On the next two color plates we find representations of Triptolemos. This Eleusinian god figures on two major red-figure vases, a pelike by the Triptolemos Painter and a kalpis attributed to the Berlin Painter, but he couldn’t be more differently portrayed. On the former he is bearded and seated on a stool, and on the latter he is youthful and rides his magic winged vehicle. On both vases the stalks of grain are prominent and a goddess (Persephone or Demeter) pours a libation into Triptolemos’ proffered phiale. Yet, a third vase (not illustrated in color) shows the Mission of Triptolemos but on a smaller vessel, an oinochoe by the Cleveland Painter. Interestingly all three vases are part of the “Orvieto Find”.
Dating to the early Classical period and also from Orvieto are two handsome stamnoi from the workshop of Polygnotos.

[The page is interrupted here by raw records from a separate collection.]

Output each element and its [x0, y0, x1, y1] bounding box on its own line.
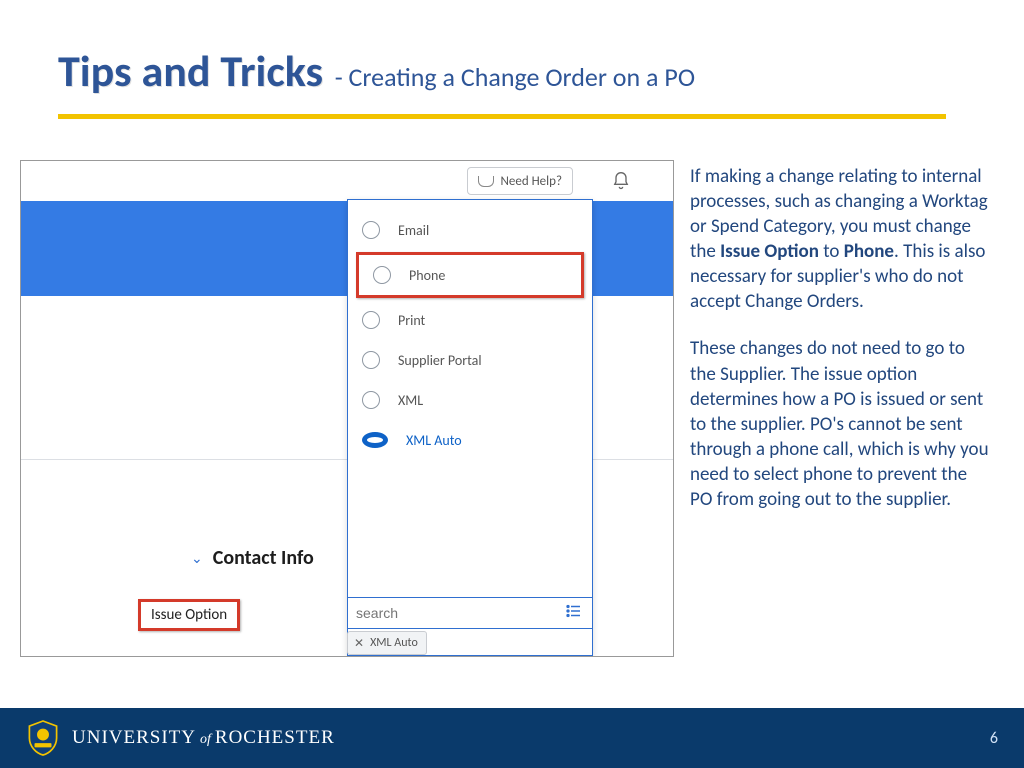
contact-info-heading[interactable]: ⌄ Contact Info	[191, 546, 314, 570]
search-input[interactable]	[348, 605, 562, 621]
option-phone[interactable]: Phone	[356, 252, 584, 298]
issue-option-dropdown[interactable]: Email Phone Print Supplier Portal XML XM…	[347, 199, 593, 656]
option-xml[interactable]: XML	[348, 380, 592, 420]
paragraph-2: These changes do not need to go to the S…	[690, 336, 990, 512]
issue-option-label: Issue Option	[138, 599, 240, 631]
issue-option-search[interactable]	[347, 597, 593, 629]
radio-icon	[362, 311, 380, 329]
contact-info-label: Contact Info	[213, 546, 314, 570]
list-icon[interactable]	[562, 602, 592, 625]
option-label: Phone	[409, 267, 445, 284]
option-label: Email	[398, 222, 429, 239]
screenshot-topbar: Need Help?	[21, 161, 673, 201]
page-number: 6	[990, 729, 998, 748]
close-icon[interactable]: ✕	[354, 636, 364, 651]
radio-icon	[362, 221, 380, 239]
radio-icon	[362, 391, 380, 409]
paragraph-1: If making a change relating to internal …	[690, 164, 990, 314]
chip-label: XML Auto	[370, 636, 418, 650]
slide-footer: UNIVERSITYofROCHESTER 6	[0, 708, 1024, 768]
option-label: Supplier Portal	[398, 352, 482, 369]
option-label: Print	[398, 312, 425, 329]
option-email[interactable]: Email	[348, 210, 592, 250]
title-sub: - Creating a Change Order on a PO	[335, 61, 695, 93]
notification-bell-icon[interactable]	[611, 171, 631, 196]
radio-icon	[362, 432, 388, 448]
explanatory-text: If making a change relating to internal …	[690, 164, 990, 534]
help-icon	[478, 176, 494, 187]
chevron-down-icon: ⌄	[191, 550, 203, 567]
screenshot-frame: Need Help? Email Phone Print Supplier Po…	[20, 160, 674, 657]
option-xml-auto[interactable]: XML Auto	[348, 420, 592, 460]
selected-chip-xml-auto[interactable]: ✕ XML Auto	[347, 631, 427, 655]
issue-option-text: Issue Option	[151, 606, 227, 624]
option-label: XML	[398, 392, 423, 409]
radio-icon	[373, 266, 391, 284]
option-print[interactable]: Print	[348, 300, 592, 340]
need-help-label: Need Help?	[500, 174, 562, 189]
university-seal-icon	[26, 719, 60, 757]
option-supplier-portal[interactable]: Supplier Portal	[348, 340, 592, 380]
radio-icon	[362, 351, 380, 369]
option-label: XML Auto	[406, 432, 462, 449]
title-main: Tips and Tricks	[58, 44, 323, 98]
slide-title: Tips and Tricks - Creating a Change Orde…	[58, 44, 946, 98]
title-rule	[58, 114, 946, 119]
university-name: UNIVERSITYofROCHESTER	[72, 727, 335, 749]
need-help-button[interactable]: Need Help?	[467, 167, 573, 195]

The komos with its four named revelers by the Kleophon Painter is well known as is its near replica in the Hermitage which is the name-vase of this artist. Attributed to the Christie Painter,1 the other stamnos is decorated with the formulaic early Classical Amazonomachy in which a mounted Amazon in eastern garb rides to the right while two Greeks on foot attack with spears from the right. These two stamnoi bear an identical trademark on the underside of the base and were found in the same Etruscan tomb.

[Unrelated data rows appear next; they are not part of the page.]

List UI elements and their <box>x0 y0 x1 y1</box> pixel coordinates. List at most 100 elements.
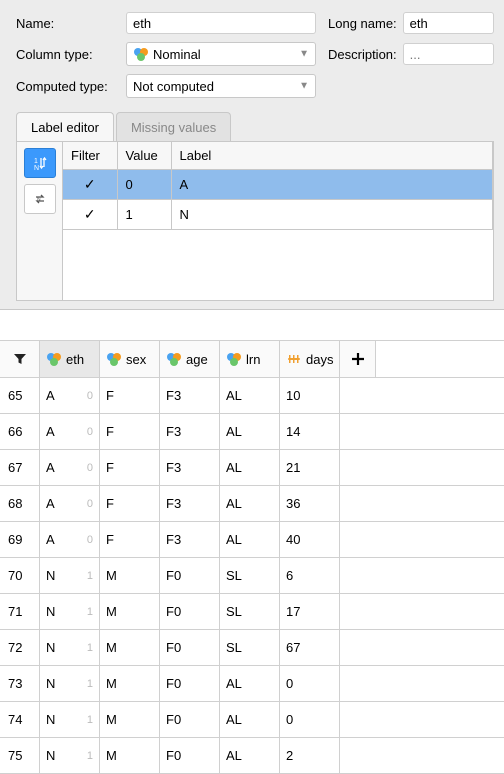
cell-lrn[interactable]: SL <box>220 558 280 593</box>
cell-eth[interactable]: N1 <box>40 630 100 665</box>
table-row[interactable]: 67A0FF3AL21 <box>0 450 504 486</box>
cell-eth[interactable]: N1 <box>40 594 100 629</box>
cell-lrn[interactable]: AL <box>220 702 280 737</box>
col-value[interactable]: Value <box>117 142 171 170</box>
col-header-lrn[interactable]: lrn <box>220 341 280 377</box>
cell-lrn[interactable]: AL <box>220 666 280 701</box>
cell-sex[interactable]: M <box>100 558 160 593</box>
reverse-button[interactable]: N <box>24 184 56 214</box>
row-number[interactable]: 75 <box>0 738 40 773</box>
col-label[interactable]: Label <box>171 142 493 170</box>
filter-check-icon[interactable]: ✓ <box>84 206 96 222</box>
longname-input[interactable] <box>403 12 494 34</box>
cell-sex[interactable]: M <box>100 630 160 665</box>
cell-lrn[interactable]: SL <box>220 630 280 665</box>
cell-days[interactable]: 2 <box>280 738 340 773</box>
cell-age[interactable]: F3 <box>160 522 220 557</box>
cell-age[interactable]: F0 <box>160 594 220 629</box>
name-input[interactable] <box>126 12 316 34</box>
label-row[interactable]: ✓ 0A <box>63 170 493 200</box>
cell-age[interactable]: F3 <box>160 450 220 485</box>
table-row[interactable]: 73N1MF0AL0 <box>0 666 504 702</box>
sort-button[interactable]: 1 N <box>24 148 56 178</box>
cell-lrn[interactable]: AL <box>220 486 280 521</box>
cell-days[interactable]: 17 <box>280 594 340 629</box>
table-row[interactable]: 75N1MF0AL2 <box>0 738 504 774</box>
cell-sex[interactable]: M <box>100 666 160 701</box>
row-number[interactable]: 73 <box>0 666 40 701</box>
cell-days[interactable]: 14 <box>280 414 340 449</box>
cell-sex[interactable]: F <box>100 486 160 521</box>
row-number[interactable]: 66 <box>0 414 40 449</box>
table-row[interactable]: 71N1MF0SL17 <box>0 594 504 630</box>
table-row[interactable]: 69A0FF3AL40 <box>0 522 504 558</box>
cell-lrn[interactable]: AL <box>220 414 280 449</box>
row-number[interactable]: 74 <box>0 702 40 737</box>
filter-column-button[interactable] <box>0 341 40 377</box>
cell-eth[interactable]: N1 <box>40 702 100 737</box>
row-number[interactable]: 65 <box>0 378 40 413</box>
cell-sex[interactable]: F <box>100 378 160 413</box>
filter-check-icon[interactable]: ✓ <box>84 176 96 192</box>
cell-days[interactable]: 6 <box>280 558 340 593</box>
cell-days[interactable]: 10 <box>280 378 340 413</box>
label-cell[interactable]: N <box>171 200 493 230</box>
row-number[interactable]: 71 <box>0 594 40 629</box>
label-row[interactable]: ✓ 1N <box>63 200 493 230</box>
cell-age[interactable]: F3 <box>160 378 220 413</box>
cell-sex[interactable]: M <box>100 594 160 629</box>
col-header-days[interactable]: days <box>280 341 340 377</box>
description-input[interactable] <box>403 43 494 65</box>
table-row[interactable]: 68A0FF3AL36 <box>0 486 504 522</box>
cell-eth[interactable]: A0 <box>40 522 100 557</box>
table-row[interactable]: 70N1MF0SL6 <box>0 558 504 594</box>
cell-lrn[interactable]: AL <box>220 522 280 557</box>
row-number[interactable]: 69 <box>0 522 40 557</box>
cell-days[interactable]: 40 <box>280 522 340 557</box>
row-number[interactable]: 72 <box>0 630 40 665</box>
table-row[interactable]: 66A0FF3AL14 <box>0 414 504 450</box>
row-number[interactable]: 68 <box>0 486 40 521</box>
row-number[interactable]: 67 <box>0 450 40 485</box>
cell-lrn[interactable]: AL <box>220 738 280 773</box>
cell-days[interactable]: 0 <box>280 666 340 701</box>
comptype-select[interactable]: Not computed ▼ <box>126 74 316 98</box>
cell-sex[interactable]: M <box>100 738 160 773</box>
cell-days[interactable]: 67 <box>280 630 340 665</box>
cell-days[interactable]: 0 <box>280 702 340 737</box>
col-header-sex[interactable]: sex <box>100 341 160 377</box>
cell-age[interactable]: F3 <box>160 486 220 521</box>
cell-eth[interactable]: A0 <box>40 450 100 485</box>
cell-sex[interactable]: F <box>100 414 160 449</box>
cell-age[interactable]: F3 <box>160 414 220 449</box>
col-header-age[interactable]: age <box>160 341 220 377</box>
cell-age[interactable]: F0 <box>160 666 220 701</box>
cell-eth[interactable]: A0 <box>40 486 100 521</box>
cell-sex[interactable]: F <box>100 450 160 485</box>
cell-lrn[interactable]: AL <box>220 378 280 413</box>
table-row[interactable]: 74N1MF0AL0 <box>0 702 504 738</box>
cell-lrn[interactable]: SL <box>220 594 280 629</box>
value-cell[interactable]: 1 <box>117 200 171 230</box>
value-cell[interactable]: 0 <box>117 170 171 200</box>
cell-eth[interactable]: A0 <box>40 414 100 449</box>
cell-eth[interactable]: N1 <box>40 666 100 701</box>
col-header-eth[interactable]: eth <box>40 341 100 377</box>
cell-days[interactable]: 36 <box>280 486 340 521</box>
col-filter[interactable]: Filter <box>63 142 117 170</box>
cell-eth[interactable]: N1 <box>40 738 100 773</box>
table-row[interactable]: 72N1MF0SL67 <box>0 630 504 666</box>
cell-eth[interactable]: N1 <box>40 558 100 593</box>
cell-eth[interactable]: A0 <box>40 378 100 413</box>
cell-sex[interactable]: F <box>100 522 160 557</box>
tab-missing-values[interactable]: Missing values <box>116 112 231 141</box>
coltype-select[interactable]: Nominal ▼ <box>126 42 316 66</box>
cell-lrn[interactable]: AL <box>220 450 280 485</box>
cell-days[interactable]: 21 <box>280 450 340 485</box>
table-row[interactable]: 65A0FF3AL10 <box>0 378 504 414</box>
cell-age[interactable]: F0 <box>160 630 220 665</box>
cell-age[interactable]: F0 <box>160 702 220 737</box>
tab-label-editor[interactable]: Label editor <box>16 112 114 141</box>
label-cell[interactable]: A <box>171 170 493 200</box>
row-number[interactable]: 70 <box>0 558 40 593</box>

A more colorful Amazonomachy decorates the next vase produced in color, an Apulian volute krater attributed to the Patera Painter. One of the few mythological scenes by this painter who specialized in funerary vases, this fight is paired with the standard grave scene on the reverse. The last color plate presents a rare image in Etruscan vase painting, namely the bust of a draped woman in three-quarter pose within the tondo of a cup. She is bedecked with leafy wreaths and jewelry and a prominent veil floats behind her head.
These constitute the highlights of the Ny Carlsberg collection, but there are many other vases of considerable interest. Perhaps the most peculiar Attic black-figure cup in the collection is the one labeled with the name of Pistias on both sides. A footed mastos, it is decorated in outline on a whitish ground on front and back, with a bearded frontal head topped by a palmette, probably a mask of Dionysos. While there are many other skyphoi of this particular shape and technique, this is the only one with the inscription which gives its name to the class. Another black-figure vase of importance is the Panathenaic prize amphora with wrestlers acquired in 1980 on the art market. Although its attribution to the Kleophon Painter is contested, the author makes a strong case for it.

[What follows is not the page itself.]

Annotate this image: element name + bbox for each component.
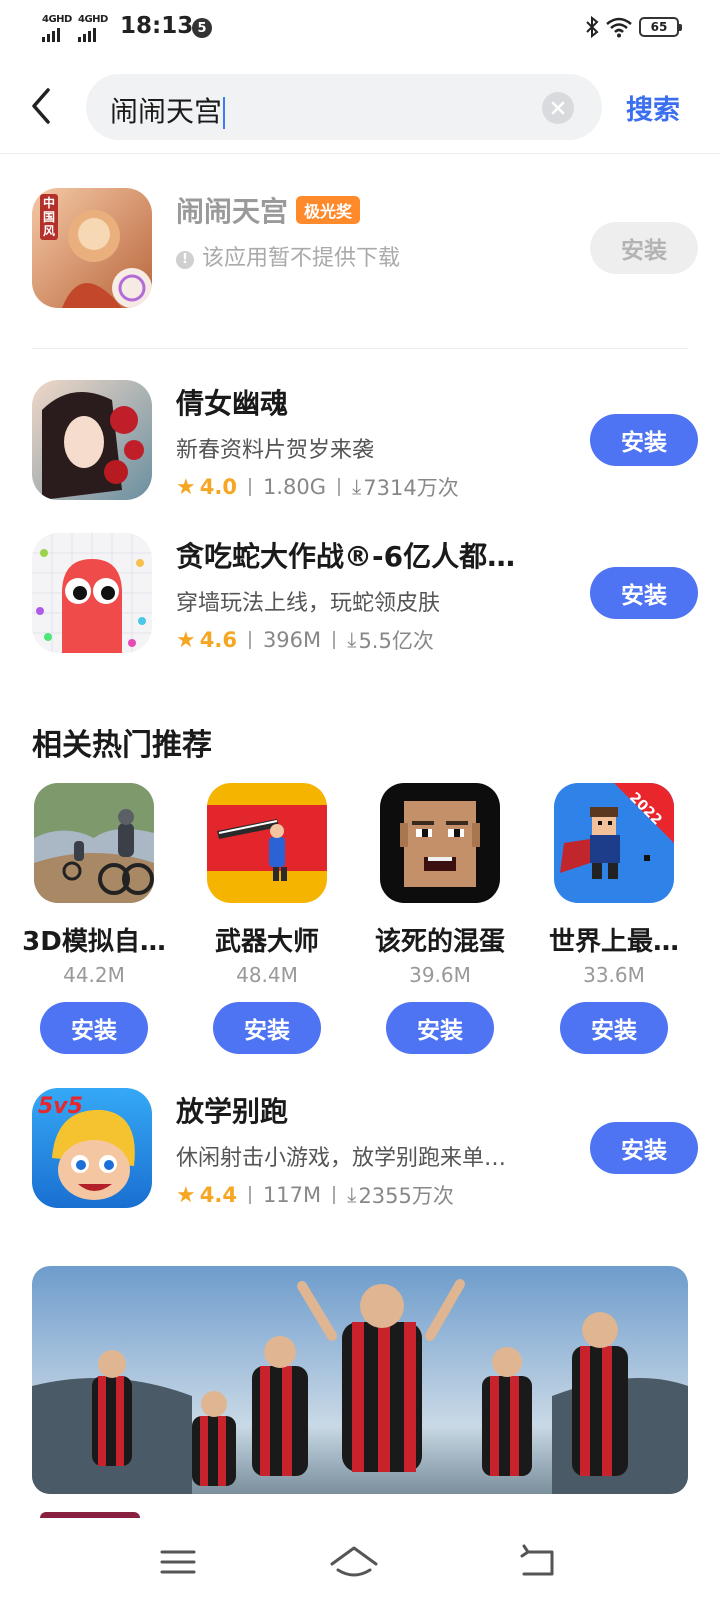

I have only two objections to what is otherwise an exemplary CVA. One is the lack of sub-headings in the entries, which would make for easier access to information, and the second is the insistence on chronological ordering such that the black-figure Panathenaic of ca. 430 B.C. is among the red-figure vases of the Classical period rather than with the other Attic vases of similar technique. Otherwise with its color plates, generous illustrations and drawings, excellent paper, and thorough scholarship, this volume sets a new standard for future CVAs.
1. It is surprising that no reference is given in this entry to Susan Matheson, Polygnotos and Vase Painting in Classical Athens (New Haven 1995) pp. 122-128 for the Christie Painter.